Tag Archives: Python ascension journey

Python implements inserting content in the specified position of text

1. scene
The

production environment requires writing to a large number of json files, inserting an attribute in the specified node. As follows:

{
    "dataSources":{
        "test_dataSource_hod":{
            "spec":{
                "dataSchema":{
                    "dataSource":"test_dataSource_hod",
                    "parser":{
                        "type":"string",
                        "parseSpec":{
                            "timestampSpec":{
                                "column":"timestamp",
                                "format":"yyyy-MM-dd HH:mm:ss"
                            },
                            "dimensionsSpec":{
                                "dimensions":[
                                    "method",
                                    "key"
                                ]
                            },
                            "format":"json"
                        }
                    },
                    "granularitySpec":{
                        "type":"uniform",
                        "segmentGranularity":"hour",
                        "queryGranularity":"none"
                    },
                    "metricsSpec":[
                        {
                            "name":"count",
                            "type":"count"
                        },
                        {
                            "name":"call_count",
                            "type":"longSum",
                            "fieldName":"call_count"
                        },
                        {
                            "name":"succ_count",
                            "type":"longSum",
                            "fieldName":"succ_count"
                        },
                        {
                            "name":"fail_count",
                            "type":"longSum",
                            "fieldName":"fail_count"
                        }
                    ]
                },
                "ioConfig":{
                    "type":"realtime"
                },
                "tuningConfig":{
                    "type":"realtime",
                    "maxRowsInMemory":"100000",
                    "intermediatePersistPeriod":"PT10M",
                    "windowPeriod":"PT10M"
                }
            },
            "properties":{
                "task.partitions":"1",
                "task.replicants":"1",
                "topicPattern":"test_topic"
            }
        }
    },
    "properties":{
        "zookeeper.connect":"zookeeper.com:2015",
        "druid.discovery.curator.path":"/druid/discovery",
        "druid.selectors.indexing.serviceName":"druid/overlord",
        "commit.periodMillis":"12500",
        "consumer.numThreads":"1",
        "kafka.zookeeper.connect":"kafkaka.com:2181,kafka.com:2181,kafka.com:2181",
        "kafka.group.id":"test_dataSource_hod_dd"
    }
}

needs to be at the end of the properties node to add a "druidBeam. RandomizeTaskId" : "true" property.

2. Ideas

the general idea is as follows:

  1. scan all files to be changed
  2. confirm the position to be changed
  3. insert new character

in the file

where I find it a little bit harder is where I confirm the insertion location. We know is "druid. Selectors. Indexing. The serviceName" : "druid/overlord", this thing must be in the node, that as long as I can find this stuff, and then in his behind with respect to OK.
ok, we've got the idea, let's write the code.

#!/usr/bin/python
# coding:utf-8

import os


old_string = '"druid/overlord"'
new_string = ('"druid/overlord",' +
              '\n        ' +
              '"druidBeam.randomizeTaskId":"true",')

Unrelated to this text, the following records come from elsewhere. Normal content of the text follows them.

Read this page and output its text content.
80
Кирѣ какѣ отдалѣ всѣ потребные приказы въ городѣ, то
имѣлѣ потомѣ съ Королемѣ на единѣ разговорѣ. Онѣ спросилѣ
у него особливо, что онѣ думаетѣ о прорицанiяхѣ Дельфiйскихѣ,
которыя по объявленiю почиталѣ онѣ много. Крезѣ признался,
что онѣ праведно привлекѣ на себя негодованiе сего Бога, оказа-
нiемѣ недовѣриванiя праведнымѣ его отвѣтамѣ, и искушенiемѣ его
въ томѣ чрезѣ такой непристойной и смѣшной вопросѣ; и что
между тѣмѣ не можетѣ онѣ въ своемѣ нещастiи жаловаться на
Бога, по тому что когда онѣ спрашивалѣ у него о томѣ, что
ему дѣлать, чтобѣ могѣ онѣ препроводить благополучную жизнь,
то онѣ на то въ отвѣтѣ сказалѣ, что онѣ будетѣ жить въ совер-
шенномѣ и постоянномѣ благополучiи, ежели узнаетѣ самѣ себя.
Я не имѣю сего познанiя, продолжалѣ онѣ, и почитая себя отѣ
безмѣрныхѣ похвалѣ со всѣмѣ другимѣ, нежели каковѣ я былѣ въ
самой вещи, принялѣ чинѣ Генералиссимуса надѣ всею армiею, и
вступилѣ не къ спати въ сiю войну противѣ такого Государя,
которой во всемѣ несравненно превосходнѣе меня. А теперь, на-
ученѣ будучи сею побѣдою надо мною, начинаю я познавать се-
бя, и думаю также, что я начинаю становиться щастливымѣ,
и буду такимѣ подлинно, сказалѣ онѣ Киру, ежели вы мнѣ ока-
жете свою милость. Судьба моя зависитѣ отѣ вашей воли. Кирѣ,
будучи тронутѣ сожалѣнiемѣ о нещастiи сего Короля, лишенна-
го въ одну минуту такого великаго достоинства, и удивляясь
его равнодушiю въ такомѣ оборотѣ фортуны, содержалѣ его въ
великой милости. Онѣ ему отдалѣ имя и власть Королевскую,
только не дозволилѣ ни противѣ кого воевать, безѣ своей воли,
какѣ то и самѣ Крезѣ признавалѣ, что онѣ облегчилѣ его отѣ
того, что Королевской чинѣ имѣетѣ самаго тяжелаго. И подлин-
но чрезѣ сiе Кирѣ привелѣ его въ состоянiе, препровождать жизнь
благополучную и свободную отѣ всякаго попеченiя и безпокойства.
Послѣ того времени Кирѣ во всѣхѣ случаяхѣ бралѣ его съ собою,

def insertrandomproperty(file_name):
    if '.json' in file_name:
        with open(file, 'r') as oldfile:
            content = oldfile.read()
            checkandinsert(content, file)

    else:
        pass


def checkandinsert(content, file):
    if 'druidBeam.randomizeTaskId' not in content:
       # to avoid ^M appear in the new file because of different os
       # we replace \r  with '' 
        new_content = content.replace(old_string, new_string).replace('\r', '')

        with open(file, 'w') as newfile:
            newfile.write(new_content)
    else:
        pass


if __name__ == '__main__':
    files = os.listdir('/home/tranquility/conf/service_bak')
    os.chdir('/home/tranquility/conf/service_bak')
    for file in files:
        insertrandomproperty(file)

is just updating the content in memory, and then rewriting it back to the file. The code is just a rough representation of the idea and can be modified and optimized as needed.